The Business Case That Actually Worked
Here's what convinced our CTO to approve 4 weeks for migration:
Cost Analysis (Monthly)
Before (Gatsby):
- GitHub Actions: $340/month (47-minute builds, 3-5 daily)
- Developer time debugging: ~20 hours/month @ $75/hour = $1,500
- Failed deployment recovery: ~8 hours/month @ $75/hour = $600
- Total monthly cost: $2,440
After (Next.js):
- Vercel Pro hosting: $240/month
- GitHub Actions: $80/month (4-minute builds)
- Developer maintenance: ~4 hours/month = $300
- Total monthly cost: $620
Monthly savings: $1,820
Annual savings: $21,840
Migration cost: $15,000 (4 weeks @ $75/hour for 50 hours/week)
Payback period: 8.2 months
Developer Experience Improvements
Before: "I fucking hate deploying on Fridays because builds fail randomly"
After: "Deployment works, builds are fast, Sarah can publish content without my help"

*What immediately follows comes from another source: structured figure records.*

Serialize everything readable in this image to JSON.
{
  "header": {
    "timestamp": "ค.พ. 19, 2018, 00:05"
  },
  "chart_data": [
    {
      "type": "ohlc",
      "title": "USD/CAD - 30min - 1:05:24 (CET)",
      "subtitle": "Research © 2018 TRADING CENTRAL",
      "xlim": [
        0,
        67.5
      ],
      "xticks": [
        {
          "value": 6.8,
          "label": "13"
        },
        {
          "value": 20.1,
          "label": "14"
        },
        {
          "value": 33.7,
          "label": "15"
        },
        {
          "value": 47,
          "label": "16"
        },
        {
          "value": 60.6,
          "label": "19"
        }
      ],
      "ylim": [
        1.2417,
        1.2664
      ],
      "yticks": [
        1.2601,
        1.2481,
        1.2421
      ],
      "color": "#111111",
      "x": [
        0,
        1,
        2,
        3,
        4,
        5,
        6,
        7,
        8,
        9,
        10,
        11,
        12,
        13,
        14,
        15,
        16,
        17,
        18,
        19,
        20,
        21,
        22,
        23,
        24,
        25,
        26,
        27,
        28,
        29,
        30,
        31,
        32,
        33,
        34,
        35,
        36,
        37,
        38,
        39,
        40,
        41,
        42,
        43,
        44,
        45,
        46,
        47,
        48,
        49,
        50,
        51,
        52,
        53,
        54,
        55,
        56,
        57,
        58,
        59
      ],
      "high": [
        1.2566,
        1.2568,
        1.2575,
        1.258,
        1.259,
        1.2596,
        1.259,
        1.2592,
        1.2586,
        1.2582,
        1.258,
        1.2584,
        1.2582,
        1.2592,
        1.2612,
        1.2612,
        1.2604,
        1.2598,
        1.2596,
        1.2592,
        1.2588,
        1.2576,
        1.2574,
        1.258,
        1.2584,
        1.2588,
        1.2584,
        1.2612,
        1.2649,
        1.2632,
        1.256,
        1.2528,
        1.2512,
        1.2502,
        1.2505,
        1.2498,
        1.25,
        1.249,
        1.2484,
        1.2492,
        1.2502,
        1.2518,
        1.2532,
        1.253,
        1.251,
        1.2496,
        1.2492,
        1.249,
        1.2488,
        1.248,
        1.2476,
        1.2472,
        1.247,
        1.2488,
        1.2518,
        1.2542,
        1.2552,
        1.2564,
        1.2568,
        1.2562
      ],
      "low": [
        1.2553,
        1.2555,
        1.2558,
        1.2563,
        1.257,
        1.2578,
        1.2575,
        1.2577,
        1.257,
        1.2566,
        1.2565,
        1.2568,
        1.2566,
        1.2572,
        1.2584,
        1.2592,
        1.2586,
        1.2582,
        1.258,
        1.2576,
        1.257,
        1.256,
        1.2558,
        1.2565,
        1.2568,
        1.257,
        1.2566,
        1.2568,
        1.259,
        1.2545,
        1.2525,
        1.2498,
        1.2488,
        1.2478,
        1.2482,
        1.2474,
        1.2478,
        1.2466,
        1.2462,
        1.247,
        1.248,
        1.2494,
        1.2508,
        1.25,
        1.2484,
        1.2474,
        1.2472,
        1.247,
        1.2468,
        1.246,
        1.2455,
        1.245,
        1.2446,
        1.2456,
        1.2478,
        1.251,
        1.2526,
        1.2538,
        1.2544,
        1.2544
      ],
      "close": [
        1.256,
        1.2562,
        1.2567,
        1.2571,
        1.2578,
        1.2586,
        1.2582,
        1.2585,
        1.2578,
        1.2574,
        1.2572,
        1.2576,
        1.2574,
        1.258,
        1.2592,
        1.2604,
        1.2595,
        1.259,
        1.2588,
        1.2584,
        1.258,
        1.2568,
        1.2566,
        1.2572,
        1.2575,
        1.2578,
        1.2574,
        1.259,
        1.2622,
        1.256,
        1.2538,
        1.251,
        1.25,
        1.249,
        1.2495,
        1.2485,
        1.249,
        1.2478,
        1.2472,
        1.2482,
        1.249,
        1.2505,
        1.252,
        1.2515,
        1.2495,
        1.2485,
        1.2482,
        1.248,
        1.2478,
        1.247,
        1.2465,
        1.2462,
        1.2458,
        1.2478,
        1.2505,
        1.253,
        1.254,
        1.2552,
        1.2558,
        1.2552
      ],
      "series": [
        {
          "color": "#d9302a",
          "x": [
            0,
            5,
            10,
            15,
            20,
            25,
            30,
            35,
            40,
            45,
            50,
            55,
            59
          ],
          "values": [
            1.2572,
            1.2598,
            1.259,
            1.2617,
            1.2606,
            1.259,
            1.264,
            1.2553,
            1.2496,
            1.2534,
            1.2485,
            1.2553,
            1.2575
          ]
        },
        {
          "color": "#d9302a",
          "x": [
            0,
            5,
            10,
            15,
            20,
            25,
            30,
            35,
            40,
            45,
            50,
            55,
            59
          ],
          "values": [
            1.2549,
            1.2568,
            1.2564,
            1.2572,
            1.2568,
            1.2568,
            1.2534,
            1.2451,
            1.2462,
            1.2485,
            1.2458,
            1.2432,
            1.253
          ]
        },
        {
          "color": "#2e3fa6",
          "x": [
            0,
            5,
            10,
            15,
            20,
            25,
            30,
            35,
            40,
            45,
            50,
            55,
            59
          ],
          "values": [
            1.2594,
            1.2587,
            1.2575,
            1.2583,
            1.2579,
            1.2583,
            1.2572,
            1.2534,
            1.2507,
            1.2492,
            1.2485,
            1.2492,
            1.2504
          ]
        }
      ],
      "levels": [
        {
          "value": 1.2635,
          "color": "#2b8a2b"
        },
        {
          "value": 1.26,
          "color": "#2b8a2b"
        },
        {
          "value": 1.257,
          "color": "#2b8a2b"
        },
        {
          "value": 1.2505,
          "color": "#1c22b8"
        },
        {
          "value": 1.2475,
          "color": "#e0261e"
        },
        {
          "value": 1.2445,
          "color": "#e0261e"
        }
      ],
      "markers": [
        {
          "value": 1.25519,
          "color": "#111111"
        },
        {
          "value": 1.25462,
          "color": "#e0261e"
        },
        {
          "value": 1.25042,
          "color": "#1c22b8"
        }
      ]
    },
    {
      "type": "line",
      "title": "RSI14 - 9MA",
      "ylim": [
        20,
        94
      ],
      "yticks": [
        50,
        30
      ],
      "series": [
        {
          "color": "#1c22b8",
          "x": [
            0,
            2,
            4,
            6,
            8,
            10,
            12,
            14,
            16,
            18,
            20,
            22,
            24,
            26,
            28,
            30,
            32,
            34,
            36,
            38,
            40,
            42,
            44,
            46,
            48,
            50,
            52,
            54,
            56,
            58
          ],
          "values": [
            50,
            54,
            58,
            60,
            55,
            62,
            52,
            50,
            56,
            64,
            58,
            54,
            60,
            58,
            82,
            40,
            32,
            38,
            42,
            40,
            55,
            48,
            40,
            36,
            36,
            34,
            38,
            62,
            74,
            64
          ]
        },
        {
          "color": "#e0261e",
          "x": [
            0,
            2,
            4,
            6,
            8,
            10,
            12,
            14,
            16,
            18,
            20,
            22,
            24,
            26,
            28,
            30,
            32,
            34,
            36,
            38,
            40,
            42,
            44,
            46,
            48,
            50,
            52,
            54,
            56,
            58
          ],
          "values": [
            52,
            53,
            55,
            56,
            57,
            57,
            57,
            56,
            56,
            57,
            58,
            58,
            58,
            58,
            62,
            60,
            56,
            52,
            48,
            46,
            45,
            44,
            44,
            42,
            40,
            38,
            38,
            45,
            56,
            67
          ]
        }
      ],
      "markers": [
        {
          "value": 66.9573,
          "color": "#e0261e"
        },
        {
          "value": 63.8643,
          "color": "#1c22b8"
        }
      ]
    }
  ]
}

The metrics that mattered:
- Build success rate: 53% → 97%
- Average build time: 47 minutes → 4 minutes
- Developer debugging time: 20 hours/month → 4 hours/month
- Content publishing time: 12 minutes → 30 seconds
- Memory-related crashes: 8/month → 0/month
Framework-Specific Migration Notes
Gatsby → Next.js (What We Did)
Pros: Both React-based, component code mostly portable, excellent documentation, large community
Cons: GraphQL → REST API conversion, plugin ecosystem replacement, different build-time concepts
Timeline: 4 weeks for 4,200 pages with complex data relationships
Effort distribution:
- 40% data fetching conversion
- 25% plugin replacement
- 20% image and asset migration
- 15% testing and debugging
Recommended for: Teams comfortable with React, existing Next.js knowledge, need for incremental static regeneration
Gatsby → Astro (Research Phase)
Pros: Fastest builds, component-agnostic, excellent for content sites
Cons: Smaller ecosystem, component architecture learning curve, fewer resources for complex data integration
Estimated timeline: 6-8 weeks (complete rewrite of components)
Best for: Content-heavy sites without complex interactivity
Gatsby → Nuxt (Research Phase)
Pros: Vue ecosystem, good SSR capabilities, growing community
Cons: Different component model, smaller plugin ecosystem than Next.js
Estimated timeline: 5-7 weeks (Vue learning curve for React team)
Best for: Teams already using Vue or wanting to escape React ecosystem
The Migration Checklist That Actually Works
Before You Start (Week -1)
- Audit current Gatsby plugins - identify Next.js equivalents
- Document all GraphQL queries and their data sources
- Inventory custom webpack configurations
- Map current URL structure to planned Next.js routes
- Set up Next.js project with matching folder structure
Week 1: Foundation
- Configure Next.js with all required plugins
- Set up development environment and build pipeline
- Convert 3-5 simple pages (home, about, contact)
- Implement basic routing and navigation
- Test deployment to staging environment
Week 2: Data Layer
- Build API routes for each data source
- Convert GraphQL queries to fetch/API calls
- Implement caching strategy for API responses
- Add error handling and loading states
- Test data accuracy against Gatsby site
Week 3: Features and Polish
- Migrate image optimization and handling
- Implement search functionality
- Add SEO meta tags and structured data
- Configure analytics and monitoring
- Set up incremental static regeneration
Week 4: Production Readiness
- Comprehensive testing (unit, integration, e2e)
- Performance auditing and optimization
- Set up monitoring and error tracking
- Configure CMS webhooks and content publishing
- Plan and execute production deployment
Week 5: Post-Launch (Budget for This!)
- Monitor for issues and user feedback
- Fix any overlooked bugs or regressions
- Optimize performance based on real usage data
- Train team on new deployment process
- Document changes and new workflows
The most important lesson: Budget 5 weeks, not 4. Something always breaks in production that didn't break in staging. Having that extra week approved upfront means you can fix issues properly instead of rushing patches.